Animated Timmy Turner and Drake Bell

This may seem an odd pick, but A Fairly Odd Movie: Grow Up, Timmy Turner! offered a refreshing take on a character who, to some, was beginning to overstay his welcome. Like many animated popular culture mainstays, Timmy Turner ages at an alarmingly slow rate. He can’t be a ten-year-old forever, but as shows like the Rugrats spinoff All Grown Up! indicate, no one is ever ready to see the youth depicted in cartoon worlds develop into adulthood.

A Fairly Odd Movie is an anomaly, then. Not only is Timmy depicted at age 23, he also graduates from the voice work of Tara Strong to a live-action portrayal by Nickelodeon alum, Drake Bell. It’s not half-bad; Timmy’s outgrown is overbite, but his dress and demeanor is relatively the same. Again, it was a breath of fresh air for the franchise. And Wanda and Cosmo looked pretty good, too.


Animated Music Meister and Darren Criss

Darren Criss is a great Music Meister; he plays the role well and is a joy to watch in the musical crossover between Supergirl and The Flash, “Duet.” That said, The CW seems to have missed an opportunity by toning down the character’s wackiness. From the look alone, there’s nothing special about him, and no one would think he’s the villain that stole the hearts of fans in Batman: The Brave and The Bold nearly a decade ago.
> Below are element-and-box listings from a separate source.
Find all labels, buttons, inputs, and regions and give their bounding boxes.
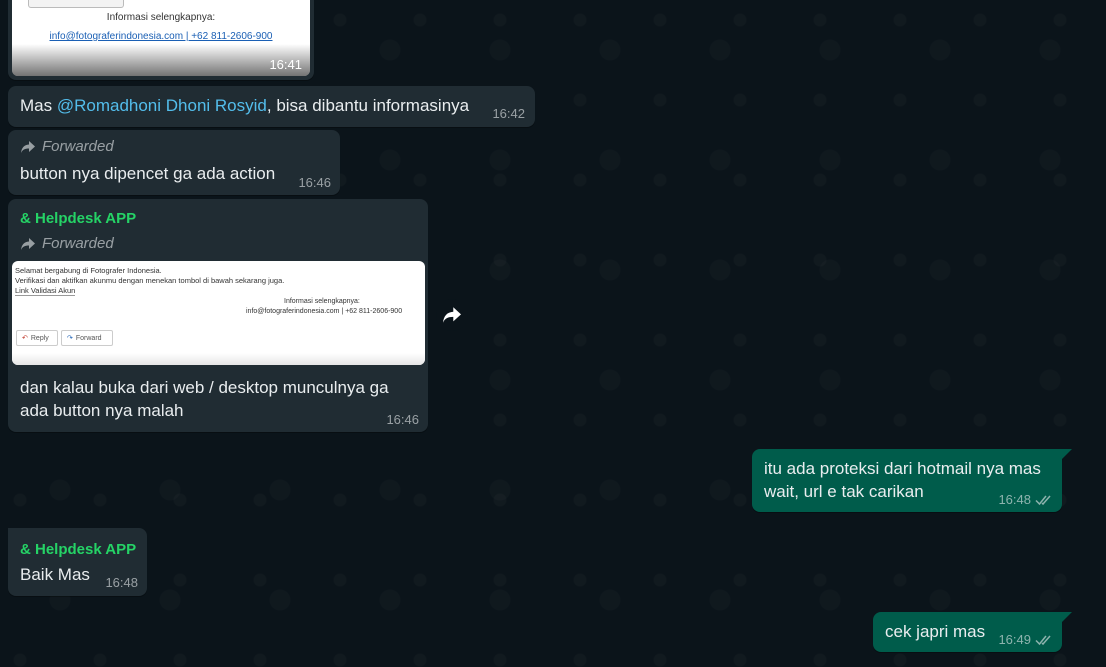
preview-forward-button: ↷ Forward xyxy=(61,330,113,346)
forward-small-icon: ↷ xyxy=(67,335,73,342)
bubble-tail xyxy=(1062,449,1072,459)
bubble-tail xyxy=(1062,612,1072,622)
outgoing-message[interactable]: cek japri mas 16:49 xyxy=(873,612,1062,652)
chat-pane: Informasi selengkapnya: info@fotograferi… xyxy=(0,0,1106,667)
sender-name[interactable]: & Helpdesk APP xyxy=(20,541,136,558)
forward-media-button[interactable] xyxy=(436,299,468,331)
image-message[interactable]: Informasi selengkapnya: info@fotograferi… xyxy=(8,0,314,80)
incoming-message[interactable]: & Helpdesk APP Baik Mas 16:48 xyxy=(8,528,147,596)
message-text-line-2: ada button nya malah xyxy=(20,401,184,420)
preview-link: Link Validasi Akun xyxy=(15,286,76,296)
incoming-message[interactable]: Forwarded button nya dipencet ga ada act… xyxy=(8,130,340,195)
forward-arrow-icon xyxy=(443,307,461,323)
message-time: 16:48 xyxy=(998,492,1031,507)
forwarded-label: Forwarded xyxy=(20,138,114,155)
message-text-suffix: , bisa dibantu informasinya xyxy=(266,96,470,115)
forwarded-text: Forwarded xyxy=(42,235,114,252)
message-time: 16:49 xyxy=(998,632,1031,647)
message-text-line-1: dan kalau buka dari web / desktop muncul… xyxy=(20,378,389,397)
preview-bottom-bar xyxy=(12,353,425,365)
forward-arrow-icon xyxy=(21,140,35,153)
email-screenshot-thumbnail[interactable]: Selamat bergabung di Fotografer Indonesi… xyxy=(12,261,425,365)
message-time: 16:41 xyxy=(269,57,302,72)
incoming-message[interactable]: Mas @Romadhoni Dhoni Rosyid, bisa dibant… xyxy=(8,86,535,127)
message-time: 16:42 xyxy=(492,106,525,121)
preview-contact: info@fotograferindonesia.com | +62 811-2… xyxy=(246,308,403,315)
preview-info: Informasi selengkapnya: xyxy=(284,298,360,305)
forwarded-label: Forwarded xyxy=(20,235,114,252)
message-time: 16:48 xyxy=(105,575,138,590)
thumb-button-stub xyxy=(28,0,124,8)
preview-reply-label: Reply xyxy=(30,334,49,342)
mention-link[interactable]: @Romadhoni Dhoni Rosyid xyxy=(57,96,267,115)
preview-line-2: Verifikasi dan aktifkan akunmu dengan me… xyxy=(15,276,285,285)
forwarded-text: Forwarded xyxy=(42,138,114,155)
preview-reply-button: ↶ Reply xyxy=(16,330,58,346)
message-time: 16:46 xyxy=(386,412,419,427)
message-text-prefix: Mas xyxy=(20,96,57,115)
forward-arrow-icon xyxy=(21,237,35,250)
sender-name[interactable]: & Helpdesk APP xyxy=(20,210,136,227)
message-text-line-2: wait, url e tak carikan xyxy=(764,482,924,501)
thumb-info-label: Informasi selengkapnya: xyxy=(106,12,216,23)
incoming-message[interactable]: & Helpdesk APP Forwarded Selamat bergabu… xyxy=(8,199,428,432)
double-check-icon xyxy=(1035,494,1053,506)
email-screenshot-thumbnail[interactable]: Informasi selengkapnya: info@fotograferi… xyxy=(12,0,310,76)
thumb-info-links: info@fotograferindonesia.com | +62 811-2… xyxy=(49,31,273,42)
thumb-shade xyxy=(12,44,310,76)
outgoing-message[interactable]: itu ada proteksi dari hotmail nya mas wa… xyxy=(752,449,1062,512)
message-text: Mas @Romadhoni Dhoni Rosyid, bisa dibant… xyxy=(20,94,469,117)
message-meta: 16:48 xyxy=(998,492,1053,507)
reply-icon: ↶ xyxy=(22,335,28,342)
message-text-line-1: itu ada proteksi dari hotmail nya mas xyxy=(764,459,1041,478)
message-time: 16:46 xyxy=(298,175,331,190)
message-meta: 16:49 xyxy=(998,632,1053,647)
message-text: Baik Mas xyxy=(20,565,90,584)
message-text: button nya dipencet ga ada action xyxy=(20,164,276,183)
message-text: cek japri mas xyxy=(885,622,986,641)
double-check-icon xyxy=(1035,634,1053,646)
preview-forward-label: Forward xyxy=(75,334,102,342)
preview-line-1: Selamat bergabung di Fotografer Indonesi… xyxy=(15,266,162,275)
Obviously, the Golden Age character design may not have worked as well as it does in animation; however, that didn’t keep the network from having Mark Hamill’s Trickster dressed in his similarly zany garb. Perhaps just a green suit with music symbols and a matching top hat would be enough to make Criss’ performance all the more memorable.


Animated Snake Eyes G.I. Joe Retaliation

G.I. Joe is home to many iconic characters and Snake Eyes is easily one of the franchise’s more beloved. Originally introduced in Hasbro’s toy line, the character eventually made his way to comics, and later garnered a bulk of his popularity as one of the key characters in the animated series, G.I. Joe: A Real American Hero. The mysterious commando’s signature look helps differentiate from the rest of the G.I. Joe team; thus, the character design hasn’t been altered too much since his claim to fame in the '80s.

The live-action films then, the first of which is 2009’s G.I. Joe: The Rise of Cobra, maintains the familiar aspects of the character model. It is sleeker in design, though, with Snake Eyes bearing a few more notable details on his armor.


Animated and Live Action Skeletor

The evil Skeletor has returned to popularity of late, becoming a favorite meme for many online. In this case, the He-Man and the Masters of the Universe villain seems fondly. What isn't fondly recalled, however, are his ventures in the live-action film, The Masters of the Universe. Opposite the hulking Dolph Lundgren, who was cast as the hero He-Man, this version of Skeletor, played by Frank Langella, doesn't appear to be quite as imposing as his animated counterpart.

Abandoning the simplicity of the cartoon design, the film version adds several layers to the character, giving Skeletor a number of armor pieces and a set of thick black robes. It’s not that he looks bad, per se; he just appears to be more of a Grim Reaper caricature than the animated series had allowed.


Gen-1 and Transformers Movie Bumblebee

Bumblebee’s redesign for 2007’s Transformers film did more than put the Robots in Disguise back in the mainstream, it helped to reinvigorate widespread love in Chevrolet’s Camaro. Both the muscle car and the classic franchise were the topic of discussion again, but Bumblebee had the most to gain.

Gone was the simplicity that once made the sentient machine race from Cybertron an easy action figure cash-grab. This is especially true of Bumblebee’s character, who is probably the most visually appealing of the Transformers in the films. From the bright yellow color scheme, to his highly detailed facial features and glowing blue eyes, the live-action version of this fan-favorite Autobot could not possibly be anymore impressive. With his solo prequel film on the horizon, it would seem Paramount and the masses agree.